O número de trabalhadores infantis no Brasil pode ser sete vezes maior do que indicam as estatísticas oficiais. Segundo o Instituto Brasileiro de Geografia e Estatística (IBGE), em 2019 foram contabilizados 1,8 milhão de meninos e meninas inseridos, indevidamente, no mercado de trabalho, sendo mais de 700 mil nas categorias de piores formas de trabalho infantil.
Os dados foram citados durante o julgamento do Ato Normativo 0007616-84.2022, que propôs recomendação aos magistrados para expedição de autorização de participação de crianças e adolescentes em trabalhos artísticos, concursos de beleza, ensaios e outras modalidades de trabalho previstas no art. 149 do Estatuto da Criança e do Adolescente (ECA), de forma a garantir os direitos fundamentais de crianças e jovens.
A Recomendação foi aprovada por unanimidade, nesta terça-feira (6/12), durante a 361ª Sessão Ordinária do órgão. O texto foi construído pelo Fórum Nacional da Infância e da Juventude (Foninj/CNJ), com a participação do Programa de Combate ao Trabalho Infantil e de Estímulo da Aprendizagem do Conselho Superior da Justiça do Trabalho (CSJT/TST).
A presidente do CNJ e do Supremo Tribunal Federal (STF), ministra Rosa Weber, elogiou o trabalho apresentado pelo relator do texto. “O resultado desse trabalho é fruto de uma multiplicidade de olhares.
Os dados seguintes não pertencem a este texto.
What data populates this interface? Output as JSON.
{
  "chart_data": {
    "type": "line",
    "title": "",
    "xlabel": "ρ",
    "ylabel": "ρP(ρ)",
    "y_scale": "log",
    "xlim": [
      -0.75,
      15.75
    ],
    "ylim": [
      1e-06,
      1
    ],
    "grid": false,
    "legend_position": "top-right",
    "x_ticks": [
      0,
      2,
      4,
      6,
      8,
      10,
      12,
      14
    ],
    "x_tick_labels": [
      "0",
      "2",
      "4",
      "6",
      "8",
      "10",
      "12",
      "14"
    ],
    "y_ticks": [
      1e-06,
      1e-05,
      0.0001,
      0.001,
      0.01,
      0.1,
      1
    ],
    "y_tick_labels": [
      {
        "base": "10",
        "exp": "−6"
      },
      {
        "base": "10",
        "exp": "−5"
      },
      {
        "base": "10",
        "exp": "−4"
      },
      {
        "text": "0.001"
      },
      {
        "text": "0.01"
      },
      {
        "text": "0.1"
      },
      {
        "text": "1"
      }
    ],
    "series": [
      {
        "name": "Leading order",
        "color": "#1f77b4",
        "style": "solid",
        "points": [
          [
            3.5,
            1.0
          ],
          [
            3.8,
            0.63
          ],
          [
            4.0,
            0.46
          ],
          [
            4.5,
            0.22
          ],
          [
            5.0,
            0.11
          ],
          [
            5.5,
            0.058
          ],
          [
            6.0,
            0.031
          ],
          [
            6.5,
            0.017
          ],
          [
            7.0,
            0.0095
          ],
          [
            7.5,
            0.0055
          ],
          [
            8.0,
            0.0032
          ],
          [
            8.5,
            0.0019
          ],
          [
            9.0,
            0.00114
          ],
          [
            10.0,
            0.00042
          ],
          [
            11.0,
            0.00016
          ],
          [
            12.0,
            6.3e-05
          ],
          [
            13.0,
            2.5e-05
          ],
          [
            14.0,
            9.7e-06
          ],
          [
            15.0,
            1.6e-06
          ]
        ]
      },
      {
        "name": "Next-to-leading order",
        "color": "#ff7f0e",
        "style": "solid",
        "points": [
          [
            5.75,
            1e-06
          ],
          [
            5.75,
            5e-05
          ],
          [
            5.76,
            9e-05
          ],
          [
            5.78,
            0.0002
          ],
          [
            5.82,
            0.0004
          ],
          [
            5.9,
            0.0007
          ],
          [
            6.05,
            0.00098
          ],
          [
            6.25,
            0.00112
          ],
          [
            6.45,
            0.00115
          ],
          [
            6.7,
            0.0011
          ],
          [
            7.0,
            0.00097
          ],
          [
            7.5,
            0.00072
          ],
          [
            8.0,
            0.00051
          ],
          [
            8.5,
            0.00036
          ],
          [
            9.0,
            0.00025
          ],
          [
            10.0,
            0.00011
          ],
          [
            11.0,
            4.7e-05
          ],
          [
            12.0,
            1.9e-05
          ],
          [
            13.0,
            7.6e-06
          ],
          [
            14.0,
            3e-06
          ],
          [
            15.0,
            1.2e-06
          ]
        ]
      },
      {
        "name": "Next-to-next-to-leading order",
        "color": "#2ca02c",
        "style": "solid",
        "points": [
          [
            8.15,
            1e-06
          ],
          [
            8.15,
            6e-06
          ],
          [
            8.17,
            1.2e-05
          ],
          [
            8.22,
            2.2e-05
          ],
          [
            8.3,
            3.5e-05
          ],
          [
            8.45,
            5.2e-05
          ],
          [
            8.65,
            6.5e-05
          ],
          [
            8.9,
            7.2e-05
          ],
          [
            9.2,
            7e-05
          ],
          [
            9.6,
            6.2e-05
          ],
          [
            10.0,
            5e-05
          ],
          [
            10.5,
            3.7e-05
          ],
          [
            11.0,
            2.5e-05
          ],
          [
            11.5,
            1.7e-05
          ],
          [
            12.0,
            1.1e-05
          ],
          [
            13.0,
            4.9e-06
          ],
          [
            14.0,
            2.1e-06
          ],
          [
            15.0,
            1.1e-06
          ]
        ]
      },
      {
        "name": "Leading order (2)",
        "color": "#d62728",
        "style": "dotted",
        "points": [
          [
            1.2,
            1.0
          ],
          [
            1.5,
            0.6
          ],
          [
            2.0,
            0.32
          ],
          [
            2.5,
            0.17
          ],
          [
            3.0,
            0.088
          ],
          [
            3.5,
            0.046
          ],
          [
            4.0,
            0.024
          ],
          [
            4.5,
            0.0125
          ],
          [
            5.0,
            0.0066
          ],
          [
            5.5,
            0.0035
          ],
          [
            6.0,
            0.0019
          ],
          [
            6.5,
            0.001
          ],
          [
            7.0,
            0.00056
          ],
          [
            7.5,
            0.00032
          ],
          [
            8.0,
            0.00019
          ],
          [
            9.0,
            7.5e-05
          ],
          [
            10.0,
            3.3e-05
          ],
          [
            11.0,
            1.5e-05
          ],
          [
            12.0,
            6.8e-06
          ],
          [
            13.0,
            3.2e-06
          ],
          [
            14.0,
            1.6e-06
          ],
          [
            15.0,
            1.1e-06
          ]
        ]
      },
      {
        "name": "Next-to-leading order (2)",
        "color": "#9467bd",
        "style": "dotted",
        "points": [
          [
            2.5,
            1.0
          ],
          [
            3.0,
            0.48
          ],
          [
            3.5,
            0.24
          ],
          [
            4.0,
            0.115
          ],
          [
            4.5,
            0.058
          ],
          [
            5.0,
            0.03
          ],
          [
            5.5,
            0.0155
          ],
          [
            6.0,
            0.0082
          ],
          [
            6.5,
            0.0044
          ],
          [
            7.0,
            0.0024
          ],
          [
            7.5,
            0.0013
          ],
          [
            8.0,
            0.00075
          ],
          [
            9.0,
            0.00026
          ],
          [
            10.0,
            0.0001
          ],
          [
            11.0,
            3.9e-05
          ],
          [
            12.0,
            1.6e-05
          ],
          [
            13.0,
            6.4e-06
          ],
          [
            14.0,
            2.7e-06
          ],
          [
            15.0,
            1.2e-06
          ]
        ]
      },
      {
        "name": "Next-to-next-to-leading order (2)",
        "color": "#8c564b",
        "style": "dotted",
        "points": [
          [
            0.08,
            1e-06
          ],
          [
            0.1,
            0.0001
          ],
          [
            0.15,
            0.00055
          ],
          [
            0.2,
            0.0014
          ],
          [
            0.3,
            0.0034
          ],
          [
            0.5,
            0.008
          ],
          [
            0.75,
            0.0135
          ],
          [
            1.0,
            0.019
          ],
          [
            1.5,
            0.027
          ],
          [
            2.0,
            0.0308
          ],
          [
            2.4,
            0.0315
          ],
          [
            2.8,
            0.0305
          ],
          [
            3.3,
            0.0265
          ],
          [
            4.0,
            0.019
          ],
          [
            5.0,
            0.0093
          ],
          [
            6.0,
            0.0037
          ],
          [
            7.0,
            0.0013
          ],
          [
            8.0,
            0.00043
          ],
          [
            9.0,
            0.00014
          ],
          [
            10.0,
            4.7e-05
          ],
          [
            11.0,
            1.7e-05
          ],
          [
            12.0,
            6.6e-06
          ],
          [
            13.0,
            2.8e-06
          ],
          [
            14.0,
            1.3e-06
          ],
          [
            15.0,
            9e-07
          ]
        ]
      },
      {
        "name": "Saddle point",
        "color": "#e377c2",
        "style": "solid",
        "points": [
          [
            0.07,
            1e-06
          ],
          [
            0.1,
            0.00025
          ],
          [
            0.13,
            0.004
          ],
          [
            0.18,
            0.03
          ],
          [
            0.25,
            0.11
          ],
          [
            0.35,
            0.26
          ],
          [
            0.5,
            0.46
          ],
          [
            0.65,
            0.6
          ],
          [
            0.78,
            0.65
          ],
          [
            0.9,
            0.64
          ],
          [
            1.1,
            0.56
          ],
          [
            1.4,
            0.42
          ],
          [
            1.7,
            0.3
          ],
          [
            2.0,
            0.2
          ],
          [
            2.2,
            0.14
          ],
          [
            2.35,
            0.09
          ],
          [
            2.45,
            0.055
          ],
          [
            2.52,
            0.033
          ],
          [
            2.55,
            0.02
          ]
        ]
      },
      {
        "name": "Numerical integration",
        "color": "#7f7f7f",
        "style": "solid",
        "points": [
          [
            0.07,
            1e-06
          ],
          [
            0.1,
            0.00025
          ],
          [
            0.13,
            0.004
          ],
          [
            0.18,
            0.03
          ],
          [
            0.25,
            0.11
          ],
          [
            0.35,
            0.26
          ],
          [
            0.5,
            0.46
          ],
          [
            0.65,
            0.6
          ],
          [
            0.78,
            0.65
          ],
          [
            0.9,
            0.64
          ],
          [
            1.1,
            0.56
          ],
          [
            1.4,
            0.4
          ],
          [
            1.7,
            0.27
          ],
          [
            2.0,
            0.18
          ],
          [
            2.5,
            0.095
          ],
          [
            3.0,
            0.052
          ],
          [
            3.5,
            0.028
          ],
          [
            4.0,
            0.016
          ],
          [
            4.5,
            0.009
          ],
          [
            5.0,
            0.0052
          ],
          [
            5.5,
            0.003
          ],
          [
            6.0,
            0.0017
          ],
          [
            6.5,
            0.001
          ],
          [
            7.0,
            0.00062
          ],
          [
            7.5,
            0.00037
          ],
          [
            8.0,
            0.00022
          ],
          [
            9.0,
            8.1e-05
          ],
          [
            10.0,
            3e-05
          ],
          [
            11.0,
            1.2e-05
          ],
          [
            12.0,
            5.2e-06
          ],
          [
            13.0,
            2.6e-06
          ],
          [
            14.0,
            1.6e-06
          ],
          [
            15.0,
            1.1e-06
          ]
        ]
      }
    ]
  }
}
Esse talvez seja o grande trunfo do CNJ: todo resultado que apresenta é fruto de um diálogo, resultado de uma maturação, de um debate, de aporte de conhecimentos múltiplos da própria sociedade, das instituições, dos conselheiros e especialistas”, afirmou.
Conforme o voto do relator, o conselheiro Richard Pae Kim, na fase de desenvolvimento do adolescente, “o trabalho deve figurar como um coadjuvante, sempre compatibilizado com o propósito primário de formação e educação, jamais sendo tolerada, assim, qualquer política pública voltada à responsabilização econômica do ser em formação”.
Dessa forma, a regra deve ser a “desautorização do trabalho infantil”, sendo a participação de crianças ou adolescente em espetáculos públicos, seus ensaios e certames, exceções que “jamais podem ser admitidas como porta jurisdicional para instrumentalizar a expedição de autorizações judiciais para autorização de trabalho infantil”, defendeu o conselheiro Pae Kim, que também é presidente do Foninj.
O ministro do Tribunal Superior do Trabalho (TST) Evandro Pereira Valadão Lopes ressaltou que a atuação dos magistrados deverá ser pautada pelos princípios da proteção integral, da prioridade absoluta e da condição peculiar da pessoa em desenvolvimento. “O trabalho infantil deve ser compreendido como situação absolutamente excepcional, necessitando, para tal, de preenchimento de condições especiais, voltadas ao integral interesse das crianças e dos adolescentes. Isso porque a fragilidade deles é inerente. Por se tratarem de pessoas em desenvolvimento e devido à sua falta de maturidade física e mental, sua proteção merece cuidados especiais”, disse.
Valadão acrescentou que o trabalho precoce infantil, “que atinge sobretudo meninos e meninas pertencentes a famílias empobrecidas, afetadas diretamente pela carência econômica”, reproduz ciclos repetidos de pobreza, estando diretamente ligado às altas taxas de evasão escolar, assim como a situações de risco biopsíquico.
Entre as orientações aprovadas, estão a “prévia e imprescindível” concordância da criança e o acompanhamento permanente dos pais ou de pelo menos um dos responsáveis legais. A recomendação também pontua a necessidade de efetiva verificação da compatibilidade entre o tempo de ensaio, os intervalos e as pausas com a regular frequência escolar, resguardando, obrigatoriamente, o exercício regular da fiscalização administrativa pelos órgãos competentes.
Quanto à celebração de contratos de aprendizagem, estágio, trabalho socioeducativo e de atividade desportiva, não é necessária a autorização judicial prévia, mas os acordos devem se manter nos limites previstos na legislação.
A recomendação prevê também, que, nos casos em que os magistrados verificarem a existência de interesse econômico referente à atividade artística da criança, os órgãos de fiscalização, como Ministério Público do Trabalho e Conselho Tutelar, deverão ser oficiados. Nesse caso, os contratos também deverão ser apreciados pelo magistrado ou magistrada. Ademais, segundo o texto aprovado, as ações relativas à exploração ilegal de trabalho infantil devem ter tramitação prioritária.